Pathans have always been noted as fierce fighters, and throughout history have offered strong resistance to invaders. One code that appeals the most to me, which I apply to my life, is honouring elders and friends, and of course being a gracious host. Pathans place a lot of emphasis on guests and taking care of them. Another core value is the fact that I am always there for my loved ones, and I know if I were ever in need, they would be there for me. I try to apply these values in my professional life as well, as I find it useful in my career to be honest, faithful to my duties and a source of support to co-workers.
The code does pose some issues also, as it is male-dominated. Cultures need to evolve and change with time and leave behind their impractical and restrictive practices. Yet, there are many things about the culture and the code of honour that I am proud of.
How does your Pashtun heritage influence your day-to-day life?
I have a great love for the language, the food, the traditional dress (partoog kameez with kaira), the handmade leather sandals (made even more famous now, thanks to Imran Khan), and some of the core values we have already discussed. They influence my life on a daily basis. I am constantly in touch with my heritage and history through interactions with family, friends and by visiting the city often.
What is the one place in Peshawar you would consider a hidden gem, or a must-visit?
It would be my grandparents’ house, right in the middle of the city. My late grandfather, former Senator Arbab Nur Muhammad, had bought it from a Sikh family before partition. The property is more than a 100 years old with large verandas and has a beautiful old colonial design to it. It is fully functional and well-maintained so anyone interested in visiting it is always welcome.
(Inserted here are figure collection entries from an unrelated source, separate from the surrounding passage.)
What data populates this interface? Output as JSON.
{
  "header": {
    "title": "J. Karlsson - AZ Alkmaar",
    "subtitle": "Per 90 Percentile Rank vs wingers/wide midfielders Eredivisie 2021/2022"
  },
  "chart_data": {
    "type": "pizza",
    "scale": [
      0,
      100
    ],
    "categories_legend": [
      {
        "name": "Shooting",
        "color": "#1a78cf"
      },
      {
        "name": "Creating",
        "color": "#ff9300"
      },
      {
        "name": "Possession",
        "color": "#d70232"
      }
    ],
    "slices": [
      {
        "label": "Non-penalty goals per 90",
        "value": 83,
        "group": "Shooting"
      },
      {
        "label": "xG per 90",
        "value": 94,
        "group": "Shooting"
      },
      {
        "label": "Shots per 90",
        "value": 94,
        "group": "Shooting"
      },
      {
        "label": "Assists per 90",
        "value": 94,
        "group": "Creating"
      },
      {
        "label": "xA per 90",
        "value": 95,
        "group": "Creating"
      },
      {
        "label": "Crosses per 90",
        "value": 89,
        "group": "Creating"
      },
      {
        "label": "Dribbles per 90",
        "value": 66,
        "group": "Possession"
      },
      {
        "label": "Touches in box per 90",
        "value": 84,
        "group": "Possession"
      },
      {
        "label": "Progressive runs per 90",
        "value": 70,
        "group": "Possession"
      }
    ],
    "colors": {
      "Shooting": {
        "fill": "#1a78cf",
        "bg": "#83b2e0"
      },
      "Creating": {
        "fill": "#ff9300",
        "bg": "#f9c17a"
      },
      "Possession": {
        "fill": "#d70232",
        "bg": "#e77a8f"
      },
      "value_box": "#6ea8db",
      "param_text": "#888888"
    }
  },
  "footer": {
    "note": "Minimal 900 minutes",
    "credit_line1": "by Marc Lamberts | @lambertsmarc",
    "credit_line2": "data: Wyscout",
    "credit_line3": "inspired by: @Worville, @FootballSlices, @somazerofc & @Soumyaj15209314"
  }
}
Also, the Peshawar Golf Club and old Race Course. This is a 100-year-old facility and it is considered one of the best and greenest golf courses in Pakistan. The flora will take your breath away. I have played on it since the age of 8 and have won the Pakistan Junior Golf Champion here on more than one occasion. This place hold very fond memories as it was like my second home after school.
What is your favourite place to eat in the city?
Peshawar is famous for its chapli kebab, and the best are found at the family-owned Bakhshu Pul restaurant on the outskirts of the city. They still use the traditional method of cooking the kebabs (made with their famous secret recipe) on a wood fire. Nothing comes close to the joys of eating a well-cooked chapli kebab with fresh naan and salad on a cold winter night.
Then there is Sardaryab, a local picnic spot on the banks of the Kabul River. The fish caught and freshly prepared here is worth a visit.
The Karkhano Market, which sells everything from electronics to clothing, toys, watches, cigars, video games, carpets and dry fruit has some of the best green tea in the city, offered by the shopkeepers themselves if you care to strike up a friendly conversation.
Peshawar has a rich and distinct culture and is known for its art, music, food etc. How important do you feel it is to nurture talent, especially amongst the younger generation, in these areas? What steps can be taken in this regard?
Culture, heritage, and modernization should go hand in hand. The world is becoming a smaller place thanks to globalization, and one should embrace the exposure while maintaining one’s own distinctiveness. Whether through our educational institutions, the government’s on-going projects as well as the private sector contributing towards community-led initiatives, we need to encourage the younger generation to be confident, to follow their dreams in whatever field they may wish to do so. We need to give them direction and offer them opportunities, outside of their comfort zones and surroundings, to be able to polish their skills and enable and empower them to compete with the rest of the world.